We have a large effort devoted to imaging inflammation in atherosclerosis, part of the Donald W. Reynolds Cardiovascular Clinical Research Center at Harvard Medical School. Our laboratory has previously designed protease-activatable NIRF imaging agents (Weissleder et al Nature Biotechnology 1999) as well as macrophage-targeted superparamagnetic iron oxide agents for MRI (Harsinghani et al NEJM 2003). We are actively developing these first generation agents to image various aspects of inflammation, including protease activity, endothelial cell activation, activated macrophages, and leukocyte trafficking. The initial efforts in this lab demonstrated that a cathepsin B activatable NIRF agent could identify inflammatory atherosclerosis in vivo and potentially serve as a new biomarker for vulnerable plaque (Chen et al Circulation 2002). Validation of the new agents is ongoing in murine models of atherosclerosis and as well as on other gene deletion (knockout) mice. We believe that these imaging agents will be equally promising for imaging inflammation in human atherosclerosis, and are actively testing these agents to image inflammation in human carotid endarterectomy specimens. In addition to providing further insight into atherosclerosis biology, these agents could aid in the clinical diagnosis of high-risk atherosclerotic lesions and/or high-risk patients.
Acutely formed thrombi are the causal agent in life-threatening clinical syndromes such as myocardial
infarction, stroke, and pulmonary embolism. CMIP is actively involved in developing and validating the
molecular imaging technology to assay important molecules in acute thrombosis. Thus far, we have
investigated a new protease-activatable NIRF agent to study thrombin enzyme activity in vivo
(Jaffer et al ATVB 2002). Thrombin, a serine protease that is responsible for fibrin generation, is an
active target of a number of clinical antithrombotic therapies. We demonstrated that thrombin activity
can be imaged with high resolution intravital fluorescence microscopy in a murine model of femoral thrombosis.
This work has contributed to the understanding the temporal activity of thrombin in acute and subacute
thrombi, and has provided a new method to image biologically acute thrombi.
In another investigation, we developed and investigated a new NIRF molecular imaging agent that assays activated factor XIII (FXIIIa) activity in vivo (Jaffer et al Circulation 2004). FXIIIa is an acutely expressed, thrombin-activated transglutaminase that is responsible for crosslinking fibrin and plasmin inhibitors, with the consequence of making thrombi resistant to fibrinolytic therapy. We developed a NIR fluorescent FXIIIa peptide substrate, derived from the amino terminus of alpha-2-antiplasmin, a natural substrate for FXIIIa. The report demonstrated marked signal enhancement of thrombi in vivo with this agent, and also showed that the agent was covalently crosslinked to fibrin. We are now involved with translating this agent into larger animal systems, with the aim of detecting FXIIIa-enhanced thrombi in vivo using CMIR-built intravascular NIRF catheters that could eventually be used in human coronary arteries in vivo. This work has further contributed to understanding the role of FXIIIa in acute thrombi, and provided a new imaging method to detect biologically acute thrombi.
Myocardial Injury and Inflammation
Despite significant advances in the understanding and treatment of heart failure, the condition remains a major public
health problem in the United States. The aim of our group is therefore to apply molecular imaging techniques to better
understand the pathophysiology of myocardial injury, and to use these imaging techniques to assess the potential of
novel cardioprotective strategies. We are particularly interested in the imaging of cardiomyocyte apoptosis and myocardial
inflammation in both acute and chronic myocardial injury.

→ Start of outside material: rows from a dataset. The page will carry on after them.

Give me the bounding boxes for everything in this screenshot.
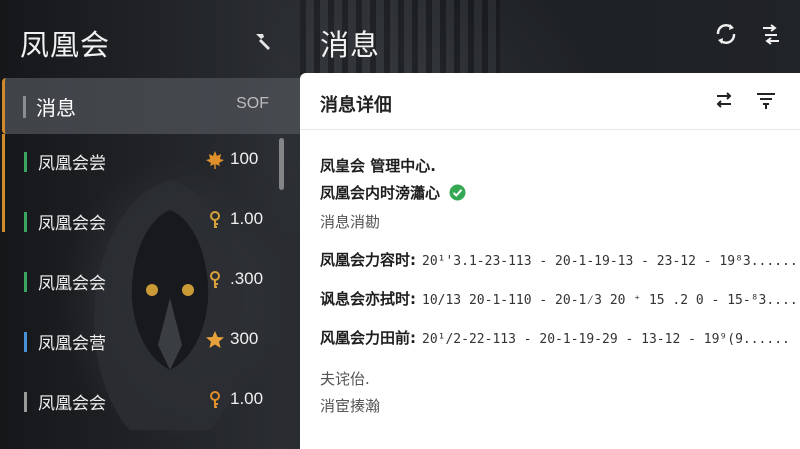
detail-line-2-text: 凤凰会内时滂瀟心 bbox=[320, 184, 441, 202]
sidebar-item-value: 300 bbox=[230, 329, 259, 348]
verified-check-icon bbox=[449, 184, 466, 201]
sidebar-item-4[interactable]: 凤凰会营 300 bbox=[0, 314, 290, 370]
panel-header: 消息详佃 bbox=[300, 73, 800, 130]
sidebar: 消息 SOF 凤凰会尝 100 凤凰会会 1.00 凤凰会会 .300 凤凰会营 bbox=[0, 78, 303, 449]
star-icon bbox=[206, 331, 224, 348]
message-detail-panel: 消息详佃 凤皇会 管理中心. 凤凰会内时滂瀟心 消息消勘 凤凰会力容时: 20¹'… bbox=[300, 73, 800, 449]
sidebar-item-value: 100 bbox=[230, 149, 259, 168]
sidebar-item-5[interactable]: 凤凰会会 1.00 bbox=[0, 374, 290, 430]
page-title: 消息 bbox=[320, 28, 381, 62]
key-icon bbox=[210, 271, 220, 288]
filter-icon[interactable] bbox=[753, 87, 779, 113]
sidebar-item-3[interactable]: 凤凰会会 .300 bbox=[0, 254, 290, 310]
sort-icon[interactable] bbox=[757, 20, 785, 48]
maple-leaf-icon bbox=[206, 151, 224, 169]
sidebar-item-marker bbox=[23, 96, 26, 118]
sidebar-item-messages[interactable]: 消息 SOF bbox=[2, 78, 303, 134]
sidebar-item-2[interactable]: 凤凰会会 1.00 bbox=[0, 194, 290, 250]
sidebar-item-marker bbox=[24, 272, 27, 292]
app-title: 凤凰会 bbox=[20, 28, 111, 62]
sidebar-item-value: 1.00 bbox=[230, 389, 264, 408]
hammer-icon[interactable] bbox=[252, 31, 272, 51]
detail-line-5: 消宦揍瀚 bbox=[320, 397, 381, 415]
detail-row-2: 讽息会亦拭时: 10/13 20-1-110 - 20-1⁄3 20 ⁺ 15 .… bbox=[320, 288, 800, 309]
sidebar-scrollbar[interactable] bbox=[279, 138, 284, 190]
detail-row-1: 凤凰会力容时: 20¹'3.1-23-113 - 20-1-19-13 - 23-… bbox=[320, 249, 798, 270]
sidebar-item-label: 凤凰会会 bbox=[38, 394, 106, 414]
sidebar-item-marker bbox=[24, 152, 27, 172]
detail-row-value: 20¹/2-22-113 - 20-1-19-29 - 13-12 - 19⁹(… bbox=[422, 332, 790, 347]
detail-row-key: 凤凰会力容时: bbox=[320, 251, 416, 269]
sidebar-item-1[interactable]: 凤凰会尝 100 bbox=[0, 134, 290, 190]
sidebar-header-label: 消息 bbox=[36, 96, 76, 120]
detail-row-key: 风凰会力田前: bbox=[320, 329, 416, 347]
key-icon bbox=[210, 391, 220, 408]
sidebar-item-label: 凤凰会会 bbox=[38, 274, 106, 294]
detail-row-value: 20¹'3.1-23-113 - 20-1-19-13 - 23-12 - 19… bbox=[422, 254, 798, 269]
detail-line-1: 凤皇会 管理中心. bbox=[320, 157, 436, 175]
sidebar-item-label: 凤凰会会 bbox=[38, 214, 106, 234]
swap-icon[interactable] bbox=[711, 87, 737, 113]
sidebar-header-tag: SOF bbox=[236, 95, 269, 112]
detail-row-key: 讽息会亦拭时: bbox=[320, 290, 416, 308]
detail-row-3: 风凰会力田前: 20¹/2-22-113 - 20-1-19-29 - 13-12… bbox=[320, 327, 790, 348]
sidebar-item-value: .300 bbox=[230, 269, 264, 288]
sidebar-item-label: 凤凰会营 bbox=[38, 334, 106, 354]
sidebar-item-marker bbox=[24, 392, 27, 412]
sidebar-item-value: 1.00 bbox=[230, 209, 264, 228]
detail-line-2: 凤凰会内时滂瀟心 bbox=[320, 182, 466, 203]
refresh-icon[interactable] bbox=[712, 20, 740, 48]
key-icon bbox=[210, 211, 220, 228]
detail-line-3: 消息消勘 bbox=[320, 213, 381, 231]
sidebar-item-label: 凤凰会尝 bbox=[38, 154, 106, 174]
detail-row-value: 10/13 20-1-110 - 20-1⁄3 20 ⁺ 15 .2 0 - 1… bbox=[422, 293, 800, 308]
detail-line-4: 夫诧佁. bbox=[320, 370, 370, 388]
sidebar-item-marker bbox=[24, 212, 27, 232]
panel-title: 消息详佃 bbox=[320, 95, 392, 116]
sidebar-item-marker bbox=[24, 332, 27, 352]
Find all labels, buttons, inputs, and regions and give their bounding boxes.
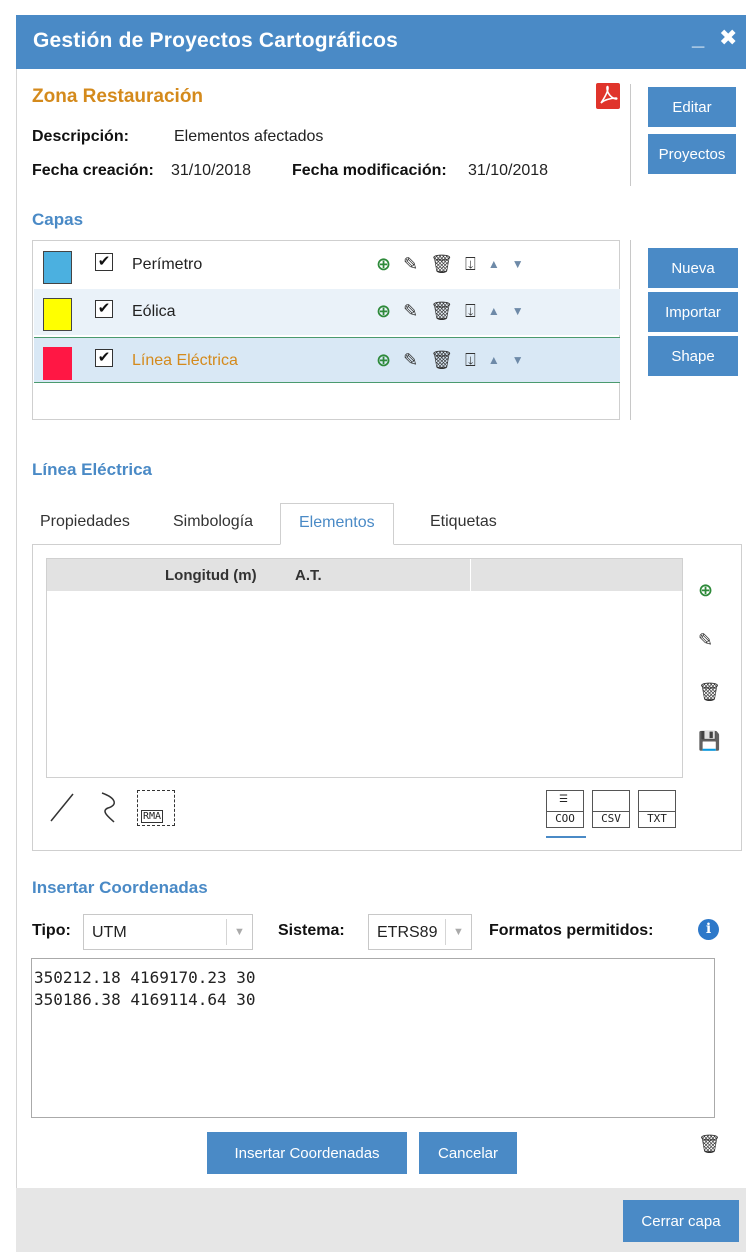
trash-icon[interactable]: 🗑 — [698, 682, 721, 703]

Cardiomyocyte apoptosis has been implicated in a broad range of cardiovascular diseases including ischemia, reperfusion injury and heart failure. We have developed a novel magneto-optical nanoparticle, AnxCLIO-Cy5.5, in our laboratory that allows apoptotic cells to be imaged with both near infrared fluorescence (NIRF) and magnetic resonance imaging techniques (Bioconjugate Chemistry, 2004). We have shown that AnxCLIO-Cy5.5 has a similar affinity for apoptotic cells to that of the highly established annexin V-FITC probe, and we have validated the ability of AnxCLIO-Cy5.5 to detect cardiomyocyte apoptosis in-vitro and, in-vivo, in a murine model of ischemia-reperfusion injury.
Much of our work with AnxCLIO-Cy5.5 involves the acquisition of cine cardiac MR images in live mice in order to correlate the magnetic readout from the nanoparticle probe with both segmental and global indices of myocardial function. We believe that this platform constitutes a powerful model for the study of myocardial disease, and has the potential to provide novel insights in to the biology and treatment of heart failure.